Denver Hume and Elliot Embleton were the only two players in Sunderland's matchday squad against Wolves on the final day of the 2017/18 season. Stewart Donald watched on as the Lads put three past the already-crowned champions as they were relegated to the third tier of English football for the second time in the club's history.
Donald's subsequent tortuous ownership was filled with hard-luck stories on the field, questionable appointments off it but ultimately defined by a relationship with fans which broke down rapidly in the opening months of the 2019/20 campaign. Donald has been majority shareholder at Sunderland for 130 competitive games and there will only be a few more if recent takeover reports are to be believed.
It is true that, should the sale go ahead, Donald will remain part-owner of the club; as will current part-owners Charlie Methven and Juan Satori. But don't make the mistake to think that things will not change rapidly.

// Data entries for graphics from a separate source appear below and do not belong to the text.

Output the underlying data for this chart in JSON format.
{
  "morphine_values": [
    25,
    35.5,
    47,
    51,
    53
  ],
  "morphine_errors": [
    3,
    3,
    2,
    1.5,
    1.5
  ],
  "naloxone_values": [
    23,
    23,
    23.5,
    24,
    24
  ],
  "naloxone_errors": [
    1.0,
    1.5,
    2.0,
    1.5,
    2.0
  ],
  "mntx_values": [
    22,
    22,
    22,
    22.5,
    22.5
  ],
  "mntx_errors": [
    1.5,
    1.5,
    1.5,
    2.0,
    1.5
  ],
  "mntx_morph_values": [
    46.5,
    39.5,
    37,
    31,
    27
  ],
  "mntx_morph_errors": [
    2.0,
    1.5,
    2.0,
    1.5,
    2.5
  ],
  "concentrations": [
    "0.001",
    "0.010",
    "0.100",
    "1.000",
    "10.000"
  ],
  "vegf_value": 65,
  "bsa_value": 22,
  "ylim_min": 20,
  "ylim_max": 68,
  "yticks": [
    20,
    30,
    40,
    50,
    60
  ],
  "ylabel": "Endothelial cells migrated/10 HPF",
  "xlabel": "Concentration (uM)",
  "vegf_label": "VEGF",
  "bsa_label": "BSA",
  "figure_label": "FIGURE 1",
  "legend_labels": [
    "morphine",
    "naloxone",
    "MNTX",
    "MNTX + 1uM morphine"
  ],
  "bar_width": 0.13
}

As majority shareholder, the decisions were ultimately Donald's. This was particularly evident in the appointments of Richard Hill, Paul Reid and - more recently - Ray Murphy (all former Eastleigh) into key positions at Sunderland. In the proposed takeover, his share would fall to around 15% - meaning his input on club matters would fall on deaf ears should he wish to voice them.
In his place, Kyril Louis-Dreyfus, born into an incredibly wealthy family following the success of his late father Robert Louis-Dreyfus, will lead a group with Satori that will own around 60% of the club. But what can we expect?
I think we should expect to see significant footballing appointments such as an Academy Director and Sporting Director. Sunderland will boast huge global football connections, and so we should expect the CVs of those appointed to be more formidable and not headline a few seasons with Eastleigh.
We are talking about competent change, strategic change, progressive change - change that will steer the club out of League One and beyond. Louis-Dreyfus' group is also reportedly looking to by clubs elsewhere in the world, including Uruguay; this is the real deal in terms of ambitious ownership.
What of Phil Parkinson? Nothing would reaffirm a message of change quite like a change in manager.